We hired Max to work as a research assistant on the PARC initiative throughout the summer and for the duration of his senior year. In this role he conducted community-based research with faculty, actively engaged with residents in the Near West Side, and created ways for other Marquette students and student organizations to participate in PARC.
Working with Dr. Amber Wichowsky and the MU Democracy Lab, Max helped measure and develop strategies to increase civic engagement in the Near West Side. He was responsible for organizing a group of students to administer surveys to collect data on civic engagement. With the data gathered, he worked closely with Dr. Wichowsky to analyze the data and develop recommendations for PARC.
They then shared the research on the role of community voices in public development with audiences beyond Milwaukee. Max presented with faculty and staff at three academic conferences over the past year.
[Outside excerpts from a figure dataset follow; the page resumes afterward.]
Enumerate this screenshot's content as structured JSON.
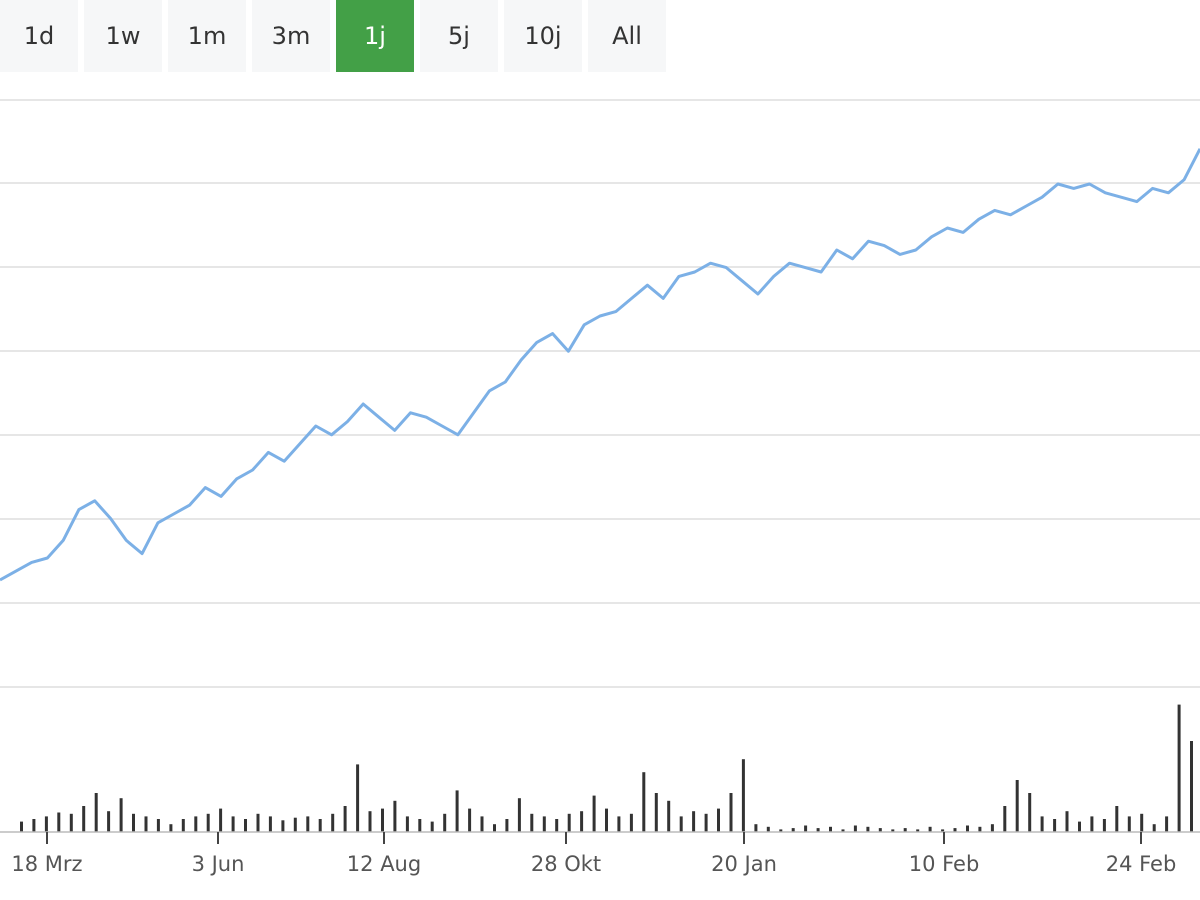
{
  "range_tabs": [
    {
      "label": "1d",
      "active": false
    },
    {
      "label": "1w",
      "active": false
    },
    {
      "label": "1m",
      "active": false
    },
    {
      "label": "3m",
      "active": false
    },
    {
      "label": "1j",
      "active": true
    },
    {
      "label": "5j",
      "active": false
    },
    {
      "label": "10j",
      "active": false
    },
    {
      "label": "All",
      "active": false
    }
  ],
  "colors": {
    "line": "#7cb0e6",
    "volume": "#333333",
    "active_tab": "#43a047",
    "grid": "#dddddd"
  },
  "chart_data": {
    "type": "line",
    "title": "",
    "xlabel": "",
    "ylabel": "",
    "y_tick_labels_shown": false,
    "grid": true,
    "x_tick_labels": [
      "18 Mrz",
      "3 Jun",
      "12 Aug",
      "28 Okt",
      "20 Jan",
      "10 Feb",
      "24 Feb"
    ],
    "series": [
      {
        "values": [
          0.0,
          0.02,
          0.04,
          0.05,
          0.09,
          0.16,
          0.18,
          0.14,
          0.09,
          0.06,
          0.13,
          0.15,
          0.17,
          0.21,
          0.19,
          0.23,
          0.25,
          0.29,
          0.27,
          0.31,
          0.35,
          0.33,
          0.36,
          0.4,
          0.37,
          0.34,
          0.38,
          0.37,
          0.35,
          0.33,
          0.38,
          0.43,
          0.45,
          0.5,
          0.54,
          0.56,
          0.52,
          0.58,
          0.6,
          0.61,
          0.64,
          0.67,
          0.64,
          0.69,
          0.7,
          0.72,
          0.71,
          0.68,
          0.65,
          0.69,
          0.72,
          0.71,
          0.7,
          0.75,
          0.73,
          0.77,
          0.76,
          0.74,
          0.75,
          0.78,
          0.8,
          0.79,
          0.82,
          0.84,
          0.83,
          0.85,
          0.87,
          0.9,
          0.89,
          0.9,
          0.88,
          0.87,
          0.86,
          0.89,
          0.88,
          0.91,
          0.98
        ]
      },
      {
        "type": "volume",
        "values": [
          0.08,
          0.1,
          0.12,
          0.15,
          0.14,
          0.2,
          0.3,
          0.16,
          0.26,
          0.14,
          0.12,
          0.1,
          0.06,
          0.1,
          0.12,
          0.14,
          0.18,
          0.12,
          0.1,
          0.14,
          0.12,
          0.09,
          0.11,
          0.12,
          0.1,
          0.14,
          0.2,
          0.52,
          0.16,
          0.18,
          0.24,
          0.12,
          0.1,
          0.08,
          0.14,
          0.32,
          0.18,
          0.12,
          0.06,
          0.1,
          0.26,
          0.14,
          0.12,
          0.1,
          0.14,
          0.16,
          0.28,
          0.18,
          0.12,
          0.14,
          0.46,
          0.3,
          0.24,
          0.12,
          0.16,
          0.14,
          0.18,
          0.3,
          0.56,
          0.06,
          0.04,
          0.02,
          0.03,
          0.05,
          0.03,
          0.04,
          0.02,
          0.05,
          0.04,
          0.03,
          0.02,
          0.03,
          0.02,
          0.04,
          0.02,
          0.03,
          0.05,
          0.04,
          0.06,
          0.2,
          0.4,
          0.3,
          0.12,
          0.1,
          0.16,
          0.08,
          0.12,
          0.1,
          0.2,
          0.12,
          0.14,
          0.06,
          0.12,
          0.98,
          0.7
        ]
      }
    ]
  }
}
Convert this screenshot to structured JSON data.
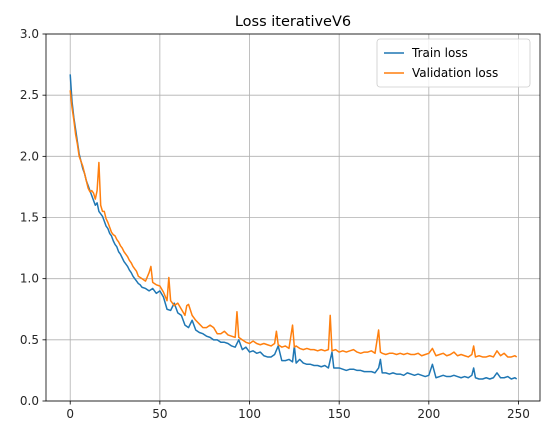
{
  "chart_data": {
    "type": "line",
    "title": "Loss iterativeV6",
    "xlabel": "",
    "ylabel": "",
    "xlim": [
      -13.5,
      262
    ],
    "ylim": [
      0.0,
      3.0
    ],
    "xticks": [
      0,
      50,
      100,
      150,
      200,
      250
    ],
    "yticks": [
      0.0,
      0.5,
      1.0,
      1.5,
      2.0,
      2.5,
      3.0
    ],
    "grid": true,
    "legend_position": "top-right",
    "series": [
      {
        "name": "Train loss",
        "color": "#1f77b4",
        "points": [
          [
            0,
            2.67
          ],
          [
            1,
            2.45
          ],
          [
            2,
            2.32
          ],
          [
            3,
            2.22
          ],
          [
            4,
            2.12
          ],
          [
            5,
            2.02
          ],
          [
            6,
            1.96
          ],
          [
            7,
            1.9
          ],
          [
            8,
            1.86
          ],
          [
            9,
            1.8
          ],
          [
            10,
            1.76
          ],
          [
            11,
            1.72
          ],
          [
            12,
            1.68
          ],
          [
            13,
            1.64
          ],
          [
            14,
            1.6
          ],
          [
            15,
            1.62
          ],
          [
            16,
            1.55
          ],
          [
            17,
            1.53
          ],
          [
            18,
            1.51
          ],
          [
            19,
            1.47
          ],
          [
            20,
            1.43
          ],
          [
            21,
            1.41
          ],
          [
            22,
            1.37
          ],
          [
            23,
            1.35
          ],
          [
            24,
            1.31
          ],
          [
            25,
            1.28
          ],
          [
            26,
            1.26
          ],
          [
            27,
            1.22
          ],
          [
            28,
            1.2
          ],
          [
            29,
            1.17
          ],
          [
            30,
            1.14
          ],
          [
            31,
            1.12
          ],
          [
            32,
            1.1
          ],
          [
            33,
            1.07
          ],
          [
            34,
            1.05
          ],
          [
            35,
            1.02
          ],
          [
            36,
            1.0
          ],
          [
            37,
            0.98
          ],
          [
            38,
            0.96
          ],
          [
            39,
            0.95
          ],
          [
            40,
            0.93
          ],
          [
            42,
            0.92
          ],
          [
            44,
            0.9
          ],
          [
            46,
            0.92
          ],
          [
            48,
            0.88
          ],
          [
            50,
            0.9
          ],
          [
            52,
            0.85
          ],
          [
            54,
            0.75
          ],
          [
            56,
            0.74
          ],
          [
            58,
            0.8
          ],
          [
            60,
            0.72
          ],
          [
            62,
            0.7
          ],
          [
            64,
            0.62
          ],
          [
            66,
            0.6
          ],
          [
            68,
            0.66
          ],
          [
            70,
            0.58
          ],
          [
            72,
            0.56
          ],
          [
            74,
            0.55
          ],
          [
            76,
            0.53
          ],
          [
            78,
            0.52
          ],
          [
            80,
            0.5
          ],
          [
            82,
            0.5
          ],
          [
            84,
            0.48
          ],
          [
            86,
            0.48
          ],
          [
            88,
            0.47
          ],
          [
            90,
            0.45
          ],
          [
            92,
            0.44
          ],
          [
            94,
            0.5
          ],
          [
            96,
            0.42
          ],
          [
            98,
            0.44
          ],
          [
            100,
            0.4
          ],
          [
            102,
            0.41
          ],
          [
            104,
            0.39
          ],
          [
            106,
            0.4
          ],
          [
            108,
            0.37
          ],
          [
            110,
            0.36
          ],
          [
            112,
            0.36
          ],
          [
            114,
            0.38
          ],
          [
            116,
            0.45
          ],
          [
            118,
            0.33
          ],
          [
            120,
            0.33
          ],
          [
            122,
            0.34
          ],
          [
            124,
            0.32
          ],
          [
            125,
            0.45
          ],
          [
            126,
            0.31
          ],
          [
            128,
            0.34
          ],
          [
            130,
            0.31
          ],
          [
            132,
            0.3
          ],
          [
            134,
            0.3
          ],
          [
            136,
            0.29
          ],
          [
            138,
            0.29
          ],
          [
            140,
            0.28
          ],
          [
            142,
            0.29
          ],
          [
            144,
            0.27
          ],
          [
            146,
            0.4
          ],
          [
            147,
            0.27
          ],
          [
            150,
            0.27
          ],
          [
            152,
            0.26
          ],
          [
            154,
            0.25
          ],
          [
            156,
            0.26
          ],
          [
            158,
            0.26
          ],
          [
            160,
            0.25
          ],
          [
            162,
            0.25
          ],
          [
            164,
            0.24
          ],
          [
            166,
            0.24
          ],
          [
            168,
            0.24
          ],
          [
            170,
            0.23
          ],
          [
            172,
            0.27
          ],
          [
            173,
            0.34
          ],
          [
            174,
            0.23
          ],
          [
            176,
            0.23
          ],
          [
            178,
            0.22
          ],
          [
            180,
            0.23
          ],
          [
            182,
            0.22
          ],
          [
            184,
            0.22
          ],
          [
            186,
            0.21
          ],
          [
            188,
            0.23
          ],
          [
            190,
            0.22
          ],
          [
            192,
            0.21
          ],
          [
            194,
            0.22
          ],
          [
            196,
            0.21
          ],
          [
            198,
            0.2
          ],
          [
            200,
            0.21
          ],
          [
            202,
            0.3
          ],
          [
            204,
            0.19
          ],
          [
            206,
            0.2
          ],
          [
            208,
            0.21
          ],
          [
            210,
            0.2
          ],
          [
            212,
            0.2
          ],
          [
            214,
            0.21
          ],
          [
            216,
            0.2
          ],
          [
            218,
            0.19
          ],
          [
            220,
            0.2
          ],
          [
            222,
            0.19
          ],
          [
            224,
            0.21
          ],
          [
            225,
            0.27
          ],
          [
            226,
            0.19
          ],
          [
            228,
            0.18
          ],
          [
            230,
            0.18
          ],
          [
            232,
            0.19
          ],
          [
            234,
            0.18
          ],
          [
            236,
            0.19
          ],
          [
            238,
            0.23
          ],
          [
            240,
            0.19
          ],
          [
            242,
            0.19
          ],
          [
            244,
            0.2
          ],
          [
            246,
            0.18
          ],
          [
            248,
            0.19
          ],
          [
            249,
            0.18
          ]
        ]
      },
      {
        "name": "Validation loss",
        "color": "#ff7f0e",
        "points": [
          [
            0,
            2.54
          ],
          [
            1,
            2.4
          ],
          [
            2,
            2.3
          ],
          [
            3,
            2.18
          ],
          [
            4,
            2.1
          ],
          [
            5,
            2.0
          ],
          [
            6,
            1.96
          ],
          [
            7,
            1.92
          ],
          [
            8,
            1.86
          ],
          [
            9,
            1.8
          ],
          [
            10,
            1.74
          ],
          [
            11,
            1.71
          ],
          [
            12,
            1.72
          ],
          [
            13,
            1.7
          ],
          [
            14,
            1.65
          ],
          [
            15,
            1.72
          ],
          [
            16,
            1.95
          ],
          [
            17,
            1.6
          ],
          [
            18,
            1.55
          ],
          [
            19,
            1.55
          ],
          [
            20,
            1.49
          ],
          [
            21,
            1.46
          ],
          [
            22,
            1.42
          ],
          [
            23,
            1.38
          ],
          [
            24,
            1.36
          ],
          [
            25,
            1.35
          ],
          [
            26,
            1.32
          ],
          [
            27,
            1.3
          ],
          [
            28,
            1.27
          ],
          [
            29,
            1.25
          ],
          [
            30,
            1.22
          ],
          [
            31,
            1.2
          ],
          [
            32,
            1.18
          ],
          [
            33,
            1.15
          ],
          [
            34,
            1.13
          ],
          [
            35,
            1.1
          ],
          [
            36,
            1.08
          ],
          [
            37,
            1.06
          ],
          [
            38,
            1.02
          ],
          [
            39,
            1.01
          ],
          [
            40,
            1.0
          ],
          [
            42,
            0.98
          ],
          [
            44,
            1.05
          ],
          [
            45,
            1.1
          ],
          [
            46,
            0.97
          ],
          [
            48,
            0.95
          ],
          [
            50,
            0.94
          ],
          [
            52,
            0.89
          ],
          [
            54,
            0.82
          ],
          [
            55,
            1.01
          ],
          [
            56,
            0.82
          ],
          [
            58,
            0.78
          ],
          [
            60,
            0.8
          ],
          [
            62,
            0.75
          ],
          [
            64,
            0.7
          ],
          [
            65,
            0.78
          ],
          [
            66,
            0.79
          ],
          [
            68,
            0.7
          ],
          [
            70,
            0.66
          ],
          [
            72,
            0.63
          ],
          [
            74,
            0.6
          ],
          [
            76,
            0.6
          ],
          [
            78,
            0.62
          ],
          [
            80,
            0.6
          ],
          [
            82,
            0.55
          ],
          [
            84,
            0.55
          ],
          [
            86,
            0.57
          ],
          [
            88,
            0.54
          ],
          [
            90,
            0.53
          ],
          [
            92,
            0.52
          ],
          [
            93,
            0.73
          ],
          [
            94,
            0.52
          ],
          [
            96,
            0.5
          ],
          [
            98,
            0.48
          ],
          [
            100,
            0.47
          ],
          [
            102,
            0.49
          ],
          [
            104,
            0.47
          ],
          [
            106,
            0.46
          ],
          [
            108,
            0.47
          ],
          [
            110,
            0.46
          ],
          [
            112,
            0.45
          ],
          [
            114,
            0.47
          ],
          [
            115,
            0.57
          ],
          [
            116,
            0.46
          ],
          [
            118,
            0.44
          ],
          [
            120,
            0.45
          ],
          [
            122,
            0.43
          ],
          [
            124,
            0.62
          ],
          [
            125,
            0.44
          ],
          [
            126,
            0.45
          ],
          [
            128,
            0.43
          ],
          [
            130,
            0.42
          ],
          [
            132,
            0.43
          ],
          [
            134,
            0.42
          ],
          [
            136,
            0.42
          ],
          [
            138,
            0.41
          ],
          [
            140,
            0.42
          ],
          [
            142,
            0.41
          ],
          [
            144,
            0.42
          ],
          [
            145,
            0.7
          ],
          [
            146,
            0.41
          ],
          [
            148,
            0.42
          ],
          [
            150,
            0.4
          ],
          [
            152,
            0.41
          ],
          [
            154,
            0.4
          ],
          [
            156,
            0.41
          ],
          [
            158,
            0.42
          ],
          [
            160,
            0.4
          ],
          [
            162,
            0.39
          ],
          [
            164,
            0.4
          ],
          [
            166,
            0.4
          ],
          [
            168,
            0.41
          ],
          [
            170,
            0.39
          ],
          [
            172,
            0.58
          ],
          [
            173,
            0.4
          ],
          [
            174,
            0.39
          ],
          [
            176,
            0.38
          ],
          [
            178,
            0.39
          ],
          [
            180,
            0.39
          ],
          [
            182,
            0.38
          ],
          [
            184,
            0.39
          ],
          [
            186,
            0.38
          ],
          [
            188,
            0.39
          ],
          [
            190,
            0.38
          ],
          [
            192,
            0.38
          ],
          [
            194,
            0.39
          ],
          [
            196,
            0.37
          ],
          [
            198,
            0.38
          ],
          [
            200,
            0.39
          ],
          [
            202,
            0.43
          ],
          [
            204,
            0.37
          ],
          [
            206,
            0.38
          ],
          [
            208,
            0.39
          ],
          [
            210,
            0.37
          ],
          [
            212,
            0.38
          ],
          [
            214,
            0.4
          ],
          [
            216,
            0.37
          ],
          [
            218,
            0.38
          ],
          [
            220,
            0.37
          ],
          [
            222,
            0.36
          ],
          [
            224,
            0.38
          ],
          [
            225,
            0.45
          ],
          [
            226,
            0.36
          ],
          [
            228,
            0.37
          ],
          [
            230,
            0.36
          ],
          [
            232,
            0.36
          ],
          [
            234,
            0.37
          ],
          [
            236,
            0.36
          ],
          [
            238,
            0.41
          ],
          [
            240,
            0.37
          ],
          [
            242,
            0.39
          ],
          [
            244,
            0.36
          ],
          [
            246,
            0.36
          ],
          [
            248,
            0.37
          ],
          [
            249,
            0.36
          ]
        ]
      }
    ]
  }
}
Max also frequently assisted with trainings for various programs facilitated through PARC. One such program is the Good Neighbor Program which works with landlords to maintain safe and desirable living conditions. Max participated in a walk-through in which landlords and community organizers learned about internal and external property conditions that should be improved and which qualify a landlord for a “Good Neighbor” designation.
The last of Max’s responsibilities was to recruit students and student organizations to participate in PARC programs. Many of these programs were neighborhood cleanups that provided Marquette students the opportunity to explore the Near West Side beyond the campus boundaries and interact with their neighbors. Over 25 students participated in a cleanup as part of their freshman orientation. In another project over 100 students and residents joined Max in building a playground at Merill Park.
Student, faculty, and staff participation in PARC through the Center for Peacemaking exemplifies the contributions each of these groups can make when partnering with community organizations and leaders to implement violence prevention programs and practice applied nonviolent peacemaking.